HTC Corp (宏達電) yesterday saw its quarterly losses widen to a record NT$9.81 billion (US$336.5 million) last quarter as it struggled to revamp its product portfolio after losing its edge in the competitive smartphone arena.
That marked the 11th consecutive money-losing quarter for the former smartphone A-lister around the globe. The company has been shifting its focus and allocating more resources to virtual-reality (VR) devices, hoping it would lead to a turnaround.
HTC attributed the quarterly loss to intensifying market competition, an unfavorable product lineup and lower average selling prices.

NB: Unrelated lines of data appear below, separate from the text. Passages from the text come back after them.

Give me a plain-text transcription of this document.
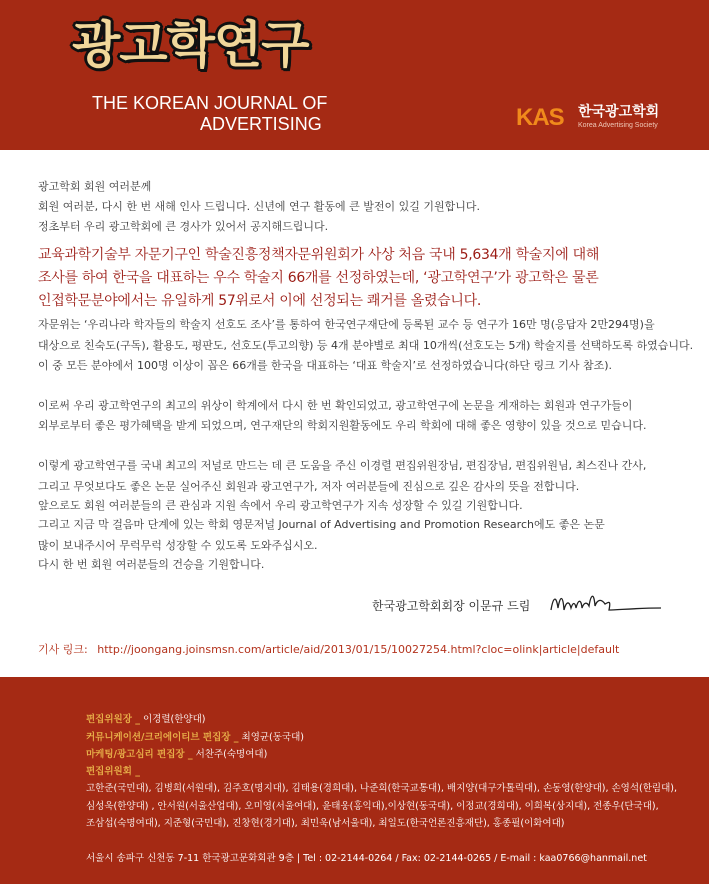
광고학연구
THE KOREAN JOURNAL OF
ADVERTISING	KAS 한국광고학회
Korea Advertising Society
광고학회 회원 여러분께
회원 여러분, 다시 한 번 새해 인사 드립니다. 신년에 연구 활동에 큰 발전이 있길 기원합니다.
정초부터 우리 광고학회에 큰 경사가 있어서 공지해드립니다.
교육과학기술부 자문기구인 학술진흥정책자문위원회가 사상 처음 국내 5,634개 학술지에 대해
조사를 하여 한국을 대표하는 우수 학술지 66개를 선정하였는데, ‘광고학연구’가 광고학은 물론
인접학문분야에서는 유일하게 57위로서 이에 선정되는 쾌거를 올렸습니다.
자문위는 ‘우리나라 학자들의 학술지 선호도 조사’를 통하여 한국연구재단에 등록된 교수 등 연구가 16만 명(응답자 2만294명)을
대상으로 친숙도(구독), 활용도, 평판도, 선호도(투고의향) 등 4개 분야별로 최대 10개씩(선호도는 5개) 학술지를 선택하도록 하였습니다.
이 중 모든 분야에서 100명 이상이 꼽은 66개를 한국을 대표하는 ‘대표 학술지’로 선정하였습니다(하단 링크 기사 참조).
이로써 우리 광고학연구의 최고의 위상이 학계에서 다시 한 번 확인되었고, 광고학연구에 논문을 게재하는 회원과 연구가들이
외부로부터 좋은 평가혜택을 받게 되었으며, 연구재단의 학회지원활동에도 우리 학회에 대해 좋은 영향이 있을 것으로 믿습니다.
이렇게 광고학연구를 국내 최고의 저널로 만드는 데 큰 도움을 주신 이경렬 편집위원장님, 편집장님, 편집위원님, 최스진나 간사,
그리고 무엇보다도 좋은 논문 실어주신 회원과 광고연구가, 저자 여러분들에 진심으로 깊은 감사의 뜻을 전합니다.
앞으로도 회원 여러분들의 큰 관심과 지원 속에서 우리 광고학연구가 지속 성장할 수 있길 기원합니다.
그리고 지금 막 걸음마 단계에 있는 학회 영문저널 Journal of Advertising and Promotion Research에도 좋은 논문
많이 보내주시어 무럭무럭 성장할 수 있도록 도와주십시오.
다시 한 번 회원 여러분들의 건승을 기원합니다.
한국광고학회회장 이문규 드림
기사 링크: http://joongang.joinsmsn.com/article/aid/2013/01/15/10027254.html?cloc=olink|article|default
편집위원장 _ 이경렬(한양대)
커뮤니케이션/크리에이티브 편집장 _ 최영균(동국대)
마케팅/광고심리 편집장 _ 서찬주(숙명여대)
편집위원회 _
고한준(국민대), 김병희(서원대), 김주호(명지대), 김태용(경희대), 나준희(한국교통대), 배지양(대구가톨릭대), 손동영(한양대), 손영석(한림대),
심성욱(한양대) , 안서원(서울산업대), 오미영(서울여대), 윤태웅(홍익대),이상현(동국대), 이정교(경희대), 이희복(상지대), 전종우(단국대),
조삼섭(숙명여대), 지준형(국민대), 진창현(경기대), 최민욱(남서울대), 최일도(한국언론진흥재단), 홍종필(이화여대)
서울시 송파구 신천동 7-11 한국광고문화회관 9층 | Tel : 02-2144-0264 / Fax: 02-2144-0265 / E-mail : kaa0766@hanmail.net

An unspecified inventory impairment loss added to the already poor financial performance.
For the full year, the company posted a loss of NT$16.91 billion, or NT$20.58 per share, more than twice its capital of NT$8.2 billion, it said in a filing with the Taiwan Stock Exchange.
That compares with a loss of NT$10.56 billion in 2016 and a loss of NT$15.53 billion in 2015.
Over the past three years, HTC’s accumulated losses totaled NT$43 billion.
The company’s divestment of its Pixel smartphone team to Alphabet Inc’s Google for US$1.1 billion in January might offer some relief to the company’s weak financials in the first quarter of the year.
With the capital injection, HTC said it would continue to build its VR ecosystem to grow its Vive business and invest in other emerging technologies, including the Internet of Things, augmented reality and artificial intelligence.
However, the road to a recovery promises to be tough, with the company reporting earlier this month that its combined sales in the first two months of the year fell 35.54 percent annually to NT$6.01 billion.
HTC shares fell 1.41 percent to NT$63 in Taipei trading yesterday, underperforming the TAIEX, which gained 0.15 percent.